Like the author, the novel’s Anne Berest is the great-granddaughter of artist Francis Picabia and French Resistance fighter Gabriele Buffet-Picabia. But Anne knows little about her maternal grandmother Myriam except that she was Jewish and lost her family in concentration camps. The topic is rarely discussed, and Anne doesn’t think much about it until one day when her young daughter remarks, “They don’t like Jews very much at school.”
Shaken to her core, Anne can hardly address the subject. Instead, she suddenly remembers a strange, anonymous postcard that her mother had received years earlier, in 2003. The front showed a photo of the Opéra Garnier in Paris; the back contained the names of Myriam’s parents, Ephraim and Emma, and siblings, Noémie and Jacques, all of whom died at Auschwitz in 1942.
Anne becomes determined to find out who sent the postcard, though she’s uncertain whether the sender’s intentions were honorable or menacing, “waiting, as they had been for decades, patiently, for me to come looking for them.” She partners with her chain-smoking mother to investigate, hopping into her mother’s messy car, and little by little, their efforts pay off and details emerge, which Berest shares in fictionalized scenes, creating dialogue and details while sticking to the facts as closely as possible.
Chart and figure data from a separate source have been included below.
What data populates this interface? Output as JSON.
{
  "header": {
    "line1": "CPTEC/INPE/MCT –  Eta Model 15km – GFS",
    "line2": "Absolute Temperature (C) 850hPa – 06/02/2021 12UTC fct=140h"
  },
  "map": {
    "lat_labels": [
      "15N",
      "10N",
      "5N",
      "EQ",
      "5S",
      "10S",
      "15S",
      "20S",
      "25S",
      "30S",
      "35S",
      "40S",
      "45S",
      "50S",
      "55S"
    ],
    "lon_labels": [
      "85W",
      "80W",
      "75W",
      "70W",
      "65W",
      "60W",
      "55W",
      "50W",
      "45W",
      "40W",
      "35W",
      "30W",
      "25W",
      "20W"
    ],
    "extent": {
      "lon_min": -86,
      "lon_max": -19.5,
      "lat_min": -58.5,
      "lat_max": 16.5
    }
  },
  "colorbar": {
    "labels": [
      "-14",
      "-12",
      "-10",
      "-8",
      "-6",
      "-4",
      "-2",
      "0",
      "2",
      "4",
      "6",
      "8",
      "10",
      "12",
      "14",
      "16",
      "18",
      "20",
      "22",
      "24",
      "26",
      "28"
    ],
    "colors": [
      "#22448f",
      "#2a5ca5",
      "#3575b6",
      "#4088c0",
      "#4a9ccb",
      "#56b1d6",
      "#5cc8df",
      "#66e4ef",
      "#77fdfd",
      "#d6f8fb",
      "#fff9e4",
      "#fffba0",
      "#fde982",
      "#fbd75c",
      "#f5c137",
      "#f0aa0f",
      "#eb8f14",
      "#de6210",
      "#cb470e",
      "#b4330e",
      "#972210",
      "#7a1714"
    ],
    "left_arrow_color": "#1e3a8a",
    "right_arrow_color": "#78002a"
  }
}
As her mother says, “It’s incredible how much is still there in the archives, like an underground world, a parallel world, still alive. Like the embers of a fire . . . all you have to do is blow on them to rekindle the flame.”
The rekindling is unsettling, and Berest’s moving storytelling brings her ancestors’ story to life in dramatic, artful ways, often interspersing historical events with running discussions between mother and daughter. They uncover an epic, tragic tale that spans the globe, including Russia, Latvia, Poland, France, the United States and Palestine. Although Ephraim had taken note of the growing dangers to Jews in Europe, he was determined to become a French citizen, and in so doing, “He’d allowed himself to become inextricably entangled in a situation from which there was no escape, trapped by rising waters while he simply stood there and watched them rise.”
As Anne and her mother explore their past, the author notices a number of coincidences and parallels to her own life while acknowledging the extent of the inherited trauma. “I carry within me,” she concludes, “inscribed in the very cells of my body, the memory of an experience of danger so violent that sometimes I think I really lived it myself, or that I’ll be forced to relive it one day.” Readers of The Postcard will be left with similar feelings and much to ponder, especially after these words from Anne’s mother: “Indifference is universal. Who are you indifferent toward today, right now? Ask yourself that. Which victims living in tents, or under overpasses, or in camps way outside the cities are your ‘invisible ones’?”